Level the playing field through tax policies that would boost Main Street small businesses

  • Congress must support the Biden administration’s FY23 proposed budget that would increase the top marginal tax rate on the very wealthy, understanding that only 1.6% of businesses with pass-through income pay at the top rate. This also has broad support as evidenced in Small Business Majority’s recent survey, which found 67% of small businesses support this proposal.
  • Pass the Small Business Tax Fairness Act, which would reshape the Section 199A tax deductions established by the 2017 TCJA to benefit small businesses. The TCJA allowed businesses to deduct 20% of pass-through business income. However, a report from the Tax Policy Center discovered that 73% of the total benefit flows to less than 5% of pass-through businesses. The Small Business Tax Fairness Act would eliminate burdensome complexity allowing small businesses to truly benefit from Section 199A deductions.
  • Make the New Markets Tax Credit permanent. This tax credit has helped attract more than $60 billion in private sector funding to build businesses in economically-distressed communities across the United States.
  • Pass healthcare tax equity for the self-employed so that freelancers can deduct their healthcare expenses from their FICA tax obligations-just like other business entities.

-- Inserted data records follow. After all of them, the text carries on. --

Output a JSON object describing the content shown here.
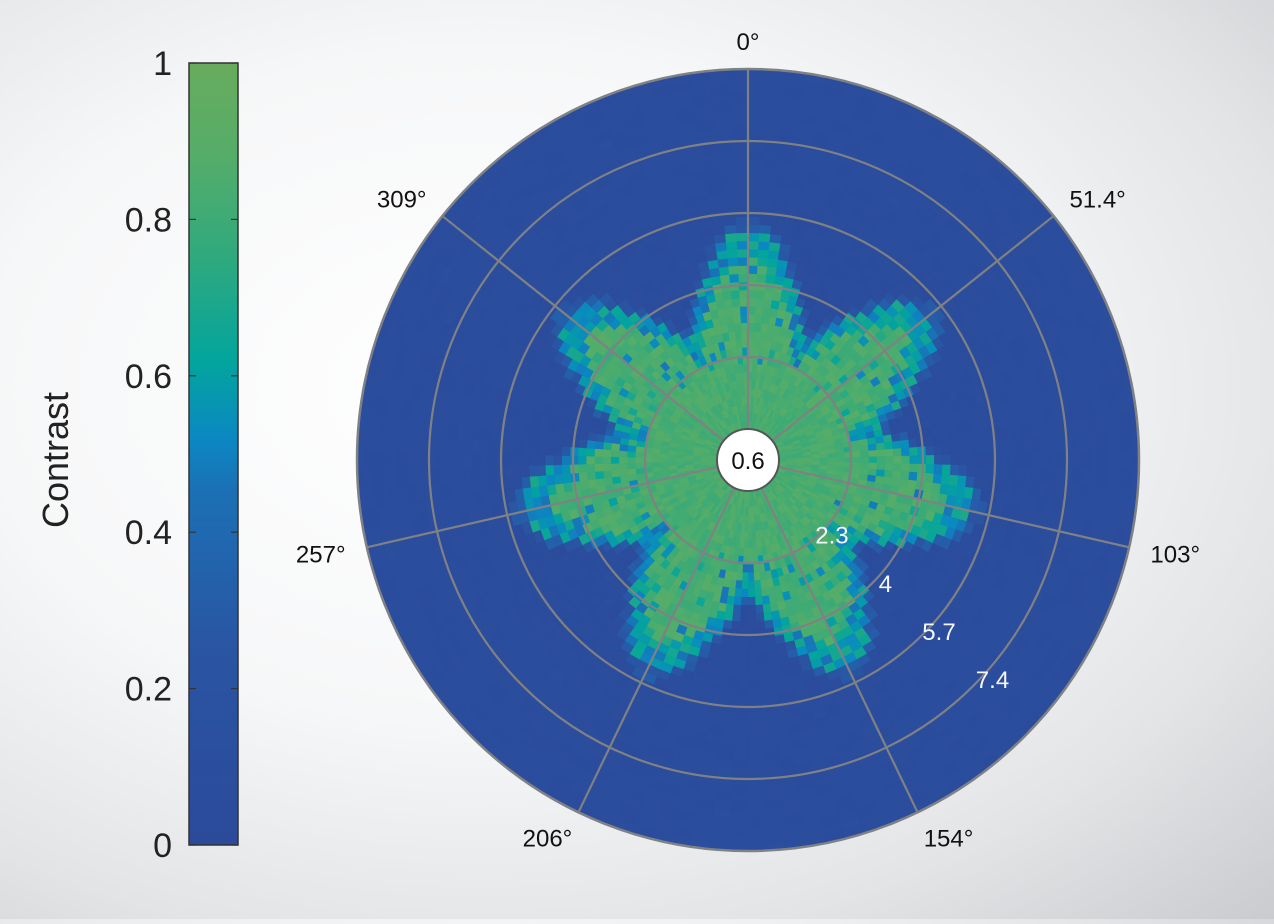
{
  "chart_data": {
    "type": "heatmap",
    "subtype": "polar",
    "title": "",
    "colorbar": {
      "label": "Contrast",
      "range": [
        0,
        1
      ],
      "ticks": [
        0,
        0.2,
        0.4,
        0.6,
        0.8,
        1
      ],
      "tick_labels": [
        "0",
        "0.2",
        "0.4",
        "0.6",
        "0.8",
        "1"
      ],
      "colors": [
        {
          "stop": 0.0,
          "color": "#2b4a9a"
        },
        {
          "stop": 0.25,
          "color": "#2a55a3"
        },
        {
          "stop": 0.45,
          "color": "#1c6fb4"
        },
        {
          "stop": 0.52,
          "color": "#0b88c2"
        },
        {
          "stop": 0.62,
          "color": "#03a59d"
        },
        {
          "stop": 0.75,
          "color": "#2fa97e"
        },
        {
          "stop": 0.88,
          "color": "#55ad69"
        },
        {
          "stop": 1.0,
          "color": "#68ab5d"
        }
      ]
    },
    "angular_axis": {
      "direction": "clockwise",
      "zero_at": "top",
      "spokes_deg": [
        0,
        51.4,
        102.9,
        154.3,
        205.7,
        257.1,
        308.6
      ],
      "tick_labels": [
        "0°",
        "51.4°",
        "103°",
        "154°",
        "206°",
        "257°",
        "309°"
      ]
    },
    "radial_axis": {
      "range": [
        0.6,
        9.1
      ],
      "rings": [
        2.3,
        4,
        5.7,
        7.4
      ],
      "tick_labels": [
        "0.6",
        "2.3",
        "4",
        "5.7",
        "7.4"
      ],
      "tick_label_angle_deg": 132
    },
    "lobes": {
      "count": 7,
      "centers_deg": [
        0,
        51.4,
        102.9,
        154.3,
        205.7,
        257.1,
        308.6
      ],
      "outer_radius_max": 5.0,
      "outer_radius_min": 2.7,
      "high_contrast_value": 0.85,
      "background_value": 0.05
    }
  }
}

  • Ensure extensions to the renewable energy tax credits that can benefit small businesses are included in the budget reconciliation package. Businesses that operate facilities that produce electricity from wind and other renewable resources can choose either the Production Tax Credit or the Energy Investment Tax Credit. 
  • Ensure that states enforce parity between online and brick-and-mortar businesses with a reasonable and fair Internet sales tax solution. In 2018, the U.S. Supreme Court ruled in favor of tax parity, saying that states can require firms to collect online sales tax purchases even if a business has no physical presence in the state. 
  • Identify and fix tax issues unique to micro-enterprises and freelancers, such as burdensome quarterly tax filings for freelance employees. These quarterly filing requirements, mandatory for any freelancer who will owe more than $1,000 annually to the IRS, are onerous and leave independent workers vulnerable to costly fees. Reforms should be considered that would require some types of companies to withhold on behalf of independent contractors.